In campo l’intesa era pazzesca, e la qualità singola dei due giocatori fece il resto: letteralmente indifendibili. Divisi dal mercato hanno poi avuto storie diverse: Forlan che si avviava al tramonto della carriera fallisce all’Inter prima di tornare in sud America, mentre Aguero diventa il cannoniere principe della storia del Manchester City e vince titoli su titoli nel Regno Unito, li dove Forlan aveva iniziato la sua parabola di campione (al Manchester Utd di Ferguson e Van Nistelrooy)

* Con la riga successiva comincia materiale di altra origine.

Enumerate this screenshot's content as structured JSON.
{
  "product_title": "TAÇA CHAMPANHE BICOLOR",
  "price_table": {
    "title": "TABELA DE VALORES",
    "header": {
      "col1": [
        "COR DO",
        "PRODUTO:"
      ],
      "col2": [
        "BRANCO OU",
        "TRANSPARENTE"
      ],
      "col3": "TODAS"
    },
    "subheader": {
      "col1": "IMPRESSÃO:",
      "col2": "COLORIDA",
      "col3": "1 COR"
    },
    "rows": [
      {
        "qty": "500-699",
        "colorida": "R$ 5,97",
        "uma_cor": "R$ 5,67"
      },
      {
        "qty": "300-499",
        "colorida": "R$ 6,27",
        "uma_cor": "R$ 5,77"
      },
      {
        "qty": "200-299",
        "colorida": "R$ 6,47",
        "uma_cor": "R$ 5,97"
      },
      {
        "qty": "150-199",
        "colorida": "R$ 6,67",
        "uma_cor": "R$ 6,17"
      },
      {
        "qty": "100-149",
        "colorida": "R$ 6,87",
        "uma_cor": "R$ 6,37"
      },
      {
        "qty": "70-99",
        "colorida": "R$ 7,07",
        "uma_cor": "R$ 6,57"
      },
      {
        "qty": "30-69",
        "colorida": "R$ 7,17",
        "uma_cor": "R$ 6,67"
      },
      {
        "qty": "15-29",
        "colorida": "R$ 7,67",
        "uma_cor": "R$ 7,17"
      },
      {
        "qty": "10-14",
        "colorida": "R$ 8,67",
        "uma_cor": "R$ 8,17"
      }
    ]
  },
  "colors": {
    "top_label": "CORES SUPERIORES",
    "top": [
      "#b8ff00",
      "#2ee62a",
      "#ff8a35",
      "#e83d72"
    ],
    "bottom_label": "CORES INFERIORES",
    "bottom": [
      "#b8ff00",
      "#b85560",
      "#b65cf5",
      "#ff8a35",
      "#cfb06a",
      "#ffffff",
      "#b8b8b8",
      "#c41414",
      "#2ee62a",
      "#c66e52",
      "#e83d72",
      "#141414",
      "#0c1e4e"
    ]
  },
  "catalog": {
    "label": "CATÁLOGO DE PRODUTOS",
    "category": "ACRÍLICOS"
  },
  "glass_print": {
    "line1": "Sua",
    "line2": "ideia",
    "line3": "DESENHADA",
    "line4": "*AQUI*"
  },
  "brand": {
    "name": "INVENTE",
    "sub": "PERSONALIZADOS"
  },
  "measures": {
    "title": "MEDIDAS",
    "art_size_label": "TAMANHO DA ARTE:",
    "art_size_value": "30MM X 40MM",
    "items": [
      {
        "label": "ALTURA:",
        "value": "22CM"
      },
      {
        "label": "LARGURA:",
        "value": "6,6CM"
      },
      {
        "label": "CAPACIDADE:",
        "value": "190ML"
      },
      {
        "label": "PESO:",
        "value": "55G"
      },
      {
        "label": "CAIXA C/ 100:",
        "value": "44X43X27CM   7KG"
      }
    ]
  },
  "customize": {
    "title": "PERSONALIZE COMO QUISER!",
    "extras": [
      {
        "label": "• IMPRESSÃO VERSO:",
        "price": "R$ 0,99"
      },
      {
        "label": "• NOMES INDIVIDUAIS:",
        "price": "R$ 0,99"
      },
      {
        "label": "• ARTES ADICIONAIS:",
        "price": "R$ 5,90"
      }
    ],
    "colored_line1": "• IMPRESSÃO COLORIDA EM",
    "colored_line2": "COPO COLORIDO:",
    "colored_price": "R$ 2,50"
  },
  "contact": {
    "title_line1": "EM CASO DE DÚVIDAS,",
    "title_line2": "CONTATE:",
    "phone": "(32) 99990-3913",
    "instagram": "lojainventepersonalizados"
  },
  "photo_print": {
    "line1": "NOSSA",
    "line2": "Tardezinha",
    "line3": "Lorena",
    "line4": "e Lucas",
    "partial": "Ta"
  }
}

#9 Raul e Morientes, Real Madrid
Due eterni sottovalutati, forse troppo poco appariscenti per prendersi i titoli dei giornali. Ma in campo bastava guardarsi per spaccare le difese di mezza Europa.
Uno è stato il capitano del Real, il simbolo di una decade (soprattutto dei Novanta) in cui i blancos sono passati dalla storia del calcio alla storia fatta Galacticos; l’altro era un attaccante meraviglioso, con un talento per il gol poche volte visto prima. Raul Gonzales Blanco e Fernando Morientes hanno segnato un’era del Madrid al pari dell’ultimo, incredibile ciclo vincente firmato Zinedine Zidane.
Le loro caratteristiche tecniche erano assolutamente complementari, praticamente un puzzle che combacia alla perfezione. Penalizzati nel ricordo dal rendimento in nazionale, sfiorarono solamente la generazione dei fenomeni spagnola che vinse tutto nel quadriennio tra 2008 e 2012.
La stessa sfortuna avuta nel Real dei galacticos, del periodo culminato con Beckham, Figo e compagnia, che un po’ finirono per relegarli ai margini: Raul rimase fino al 2010 quando emigrò in Germania allo Schalke 04, Morientes andò via quasi subito iniziando un lungo giro d’Europa che lo porterà al Monaco (dove si prese la rivincita di eliminare il Real in Champions), al Liverpool, all’Olympique Marsiglia e al Valencia.
#10 Romario e Bebeto, Brasile
La coppia brasiliana, che più brasiliana non si può. Dimenticate il paradigma classico della coppia formata da punta pesante e punta leggera. Qui abbiamo due pesi piuma, che però riuscirono da soli a vincere il mondiale del 1994 in una delle edizioni del Brasile meno travolgenti di sempre.
Tecnica e velocità, con la punta di genialità messa sul piatto da Romario, che è stato uno dei 10 attaccanti più forti di sempre. Bebeto era invece molto più regolare, ma comunque letale sotto porta grazie ad una tecnica di prim’ordine e un senso del gol innato. Personalità opposte, tanto da non essere troppo amici fuori dal campo, ma davanti ad un pallone i due erano indivisibili. Tanto affabile, allegro e genuino era Bebeto (chi non ricorda il gesto della culla dopo il gol all’Olanda nei quarti di USA 94) tanto scorbutico e supponente era Romario, convinto che il pallone girasse solo perché lo voleva lui. Non sembravano una coppia che potesse dare dei risultati, ma noi italiani la ricordiamo bene, anche se a dire il vero in quella maledetta finale di Pasadena, non fummo graffiati da questa macchina da gol verdeoro.